Peruvian Tourism: Gateway to Prosperity or Depreciation?

Anyone who has ever paged through a National Geographic magazine, or flipped to the Travel Channel has undoubtedly seen mind-boggling images of Machu Picchu. In the images, ancient ruins pepper the land, mountains kiss the clouds, and a beaming tourist throws her arms in celebration of completing the trek. This is America’s Peru.

For many Americans, and much of the Western world, Peru is a life-sized cultural playground, an exotic culture that exists for our consumption. Indeed, we are a nation of consumers, which in itself is not anything groundbreaking, or inherently troubling. Consumerism is stitched into the fabric of who we are as a free, capitalist and individualistic country, and it has helped us achieve economic prosperity, and at the very least bolster our image as a free nation. Our culture of consumerism becomes an issue is when it is an agent for deteriorating the dignity and cultures of developing nations. In the case of Machu Picchu this means leveraging ancient narratives of the “sacred”, “ancient”, and “mysterious” peoples that inhabited the area thousands of years ago, while neglecting the needs of current indigenous populations.

When ethnicity is commodified, indigenous cultures are expected to remain stagnant, to become museums of the exotic for anthropologists and tourists to marvel at and dissect. This is damaging because it reduces indigenous and native peoples to whatever the western, consumerist world wants them to be. By projecting a one-dimensional image of historical Peru the realities of life in the country and the needs of its people are shrouded in a glossy, picturesque, reconstructed pseudo-reality.

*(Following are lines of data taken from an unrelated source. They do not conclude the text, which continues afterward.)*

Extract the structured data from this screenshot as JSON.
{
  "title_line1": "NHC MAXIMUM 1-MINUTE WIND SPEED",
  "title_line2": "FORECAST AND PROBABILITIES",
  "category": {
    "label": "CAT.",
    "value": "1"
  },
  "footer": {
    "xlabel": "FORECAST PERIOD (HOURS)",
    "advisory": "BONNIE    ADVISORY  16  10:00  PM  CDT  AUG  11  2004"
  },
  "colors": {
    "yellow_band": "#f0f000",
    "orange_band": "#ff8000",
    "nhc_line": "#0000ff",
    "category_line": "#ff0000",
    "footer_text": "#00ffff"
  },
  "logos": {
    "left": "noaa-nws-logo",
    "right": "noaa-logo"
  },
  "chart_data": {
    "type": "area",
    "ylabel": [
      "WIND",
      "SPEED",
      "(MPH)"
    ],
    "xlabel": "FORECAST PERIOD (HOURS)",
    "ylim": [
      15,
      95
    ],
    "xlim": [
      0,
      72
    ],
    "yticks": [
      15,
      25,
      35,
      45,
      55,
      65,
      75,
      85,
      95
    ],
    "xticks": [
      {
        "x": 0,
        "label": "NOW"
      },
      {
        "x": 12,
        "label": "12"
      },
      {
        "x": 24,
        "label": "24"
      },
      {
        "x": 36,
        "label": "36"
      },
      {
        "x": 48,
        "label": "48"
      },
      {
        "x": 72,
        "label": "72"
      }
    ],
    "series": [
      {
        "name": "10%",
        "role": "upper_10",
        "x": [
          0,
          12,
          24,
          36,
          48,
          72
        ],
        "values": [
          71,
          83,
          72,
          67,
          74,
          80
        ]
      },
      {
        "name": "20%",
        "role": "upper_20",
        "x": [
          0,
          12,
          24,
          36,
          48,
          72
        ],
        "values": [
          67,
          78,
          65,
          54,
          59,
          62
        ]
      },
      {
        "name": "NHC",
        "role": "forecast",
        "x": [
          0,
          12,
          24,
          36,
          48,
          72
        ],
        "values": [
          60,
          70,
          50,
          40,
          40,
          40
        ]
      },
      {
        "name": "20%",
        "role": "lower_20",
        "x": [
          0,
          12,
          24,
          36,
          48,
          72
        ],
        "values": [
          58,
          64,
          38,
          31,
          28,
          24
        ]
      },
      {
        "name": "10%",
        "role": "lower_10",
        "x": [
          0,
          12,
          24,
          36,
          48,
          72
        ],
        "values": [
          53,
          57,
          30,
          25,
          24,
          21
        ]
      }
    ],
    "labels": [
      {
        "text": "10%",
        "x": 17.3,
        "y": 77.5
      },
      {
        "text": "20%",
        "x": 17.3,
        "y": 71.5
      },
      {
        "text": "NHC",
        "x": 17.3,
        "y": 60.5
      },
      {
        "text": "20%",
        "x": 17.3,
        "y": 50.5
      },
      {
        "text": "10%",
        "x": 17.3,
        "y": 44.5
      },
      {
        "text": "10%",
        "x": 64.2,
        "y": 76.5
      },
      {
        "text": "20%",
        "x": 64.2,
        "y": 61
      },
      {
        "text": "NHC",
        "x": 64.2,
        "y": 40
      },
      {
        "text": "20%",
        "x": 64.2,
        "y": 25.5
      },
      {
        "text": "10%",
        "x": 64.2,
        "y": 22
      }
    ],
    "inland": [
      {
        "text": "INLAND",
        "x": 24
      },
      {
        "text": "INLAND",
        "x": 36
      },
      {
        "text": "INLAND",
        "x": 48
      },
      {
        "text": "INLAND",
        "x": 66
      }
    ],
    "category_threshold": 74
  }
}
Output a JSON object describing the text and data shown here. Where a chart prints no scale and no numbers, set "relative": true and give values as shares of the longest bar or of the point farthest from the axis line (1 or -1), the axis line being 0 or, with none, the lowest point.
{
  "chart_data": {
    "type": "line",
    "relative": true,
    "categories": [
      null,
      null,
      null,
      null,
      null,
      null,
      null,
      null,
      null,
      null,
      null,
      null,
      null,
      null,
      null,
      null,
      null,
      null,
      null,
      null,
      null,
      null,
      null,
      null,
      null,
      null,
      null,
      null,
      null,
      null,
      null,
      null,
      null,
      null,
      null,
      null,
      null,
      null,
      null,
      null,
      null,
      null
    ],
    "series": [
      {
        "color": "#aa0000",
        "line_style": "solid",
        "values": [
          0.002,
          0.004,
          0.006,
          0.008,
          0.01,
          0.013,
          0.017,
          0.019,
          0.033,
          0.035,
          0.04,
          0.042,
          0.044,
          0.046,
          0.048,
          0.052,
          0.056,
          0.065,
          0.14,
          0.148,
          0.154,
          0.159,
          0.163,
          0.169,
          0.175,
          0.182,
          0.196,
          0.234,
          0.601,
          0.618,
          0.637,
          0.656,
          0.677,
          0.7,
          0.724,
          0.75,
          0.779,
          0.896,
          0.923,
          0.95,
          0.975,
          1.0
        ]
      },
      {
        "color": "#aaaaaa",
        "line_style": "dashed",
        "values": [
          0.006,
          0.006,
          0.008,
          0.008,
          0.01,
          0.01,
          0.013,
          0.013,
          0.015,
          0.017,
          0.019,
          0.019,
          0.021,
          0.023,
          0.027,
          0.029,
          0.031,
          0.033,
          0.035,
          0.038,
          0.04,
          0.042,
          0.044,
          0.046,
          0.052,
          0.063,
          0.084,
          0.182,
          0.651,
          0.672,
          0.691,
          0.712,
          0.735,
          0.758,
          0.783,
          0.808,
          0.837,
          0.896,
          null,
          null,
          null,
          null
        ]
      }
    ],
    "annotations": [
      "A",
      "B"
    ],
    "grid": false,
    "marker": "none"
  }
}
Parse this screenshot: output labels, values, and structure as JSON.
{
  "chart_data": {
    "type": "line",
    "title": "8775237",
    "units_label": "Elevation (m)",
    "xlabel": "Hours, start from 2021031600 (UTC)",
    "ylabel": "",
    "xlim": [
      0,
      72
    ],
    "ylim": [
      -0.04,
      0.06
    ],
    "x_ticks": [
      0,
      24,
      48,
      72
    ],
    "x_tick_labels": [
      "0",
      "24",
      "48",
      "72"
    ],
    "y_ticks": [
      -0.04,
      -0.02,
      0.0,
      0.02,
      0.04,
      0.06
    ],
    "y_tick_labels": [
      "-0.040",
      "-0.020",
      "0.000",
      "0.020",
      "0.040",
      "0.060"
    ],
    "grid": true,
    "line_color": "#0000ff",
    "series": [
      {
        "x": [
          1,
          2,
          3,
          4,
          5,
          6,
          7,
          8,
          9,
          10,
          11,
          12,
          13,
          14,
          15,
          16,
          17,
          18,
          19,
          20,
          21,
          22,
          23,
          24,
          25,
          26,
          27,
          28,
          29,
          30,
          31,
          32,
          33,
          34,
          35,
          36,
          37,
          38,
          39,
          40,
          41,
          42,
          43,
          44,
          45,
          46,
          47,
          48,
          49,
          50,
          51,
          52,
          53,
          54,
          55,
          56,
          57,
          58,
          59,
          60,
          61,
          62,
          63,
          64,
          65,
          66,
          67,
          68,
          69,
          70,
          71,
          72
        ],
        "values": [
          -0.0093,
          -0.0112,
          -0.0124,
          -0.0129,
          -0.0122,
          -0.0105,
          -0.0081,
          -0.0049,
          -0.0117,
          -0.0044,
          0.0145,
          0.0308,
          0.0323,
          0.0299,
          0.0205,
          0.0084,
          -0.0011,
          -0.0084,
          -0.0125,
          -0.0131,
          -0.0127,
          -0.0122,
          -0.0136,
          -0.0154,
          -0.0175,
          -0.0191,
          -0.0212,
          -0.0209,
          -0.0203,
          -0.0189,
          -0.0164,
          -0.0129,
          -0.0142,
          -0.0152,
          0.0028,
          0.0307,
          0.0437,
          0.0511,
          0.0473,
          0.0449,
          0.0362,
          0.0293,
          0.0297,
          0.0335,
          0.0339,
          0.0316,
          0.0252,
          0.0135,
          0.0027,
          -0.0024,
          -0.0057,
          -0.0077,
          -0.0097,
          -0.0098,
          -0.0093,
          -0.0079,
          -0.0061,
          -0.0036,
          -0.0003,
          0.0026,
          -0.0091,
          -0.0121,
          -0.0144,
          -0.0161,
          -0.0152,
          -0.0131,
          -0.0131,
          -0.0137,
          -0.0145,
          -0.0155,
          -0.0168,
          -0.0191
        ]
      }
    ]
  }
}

Indeed, Peru is just one country. It is, however, representative of a wider, more damning trend of cultural commodification that prevails in other developing nations. This is not to depreciate the value in economic improvement that accompanies a booming tourism industry, but rather to shed light on the reality of an economy bolstered in part by tourism. Yes, commodifying the exotic reaps revenue, but it also only benefits the portion of the population that is willing or forced to leverage their culture for cash or those able to afford prices inflated for tourists.

Ultimately, there is a global responsibility to consider the people behind the ruins, the ones that call these ancient, historical places home. Touring a country with deliberation, awareness, and compassion for its modern citizens can be the difference between fostering a country’s prosperity or its depreciation.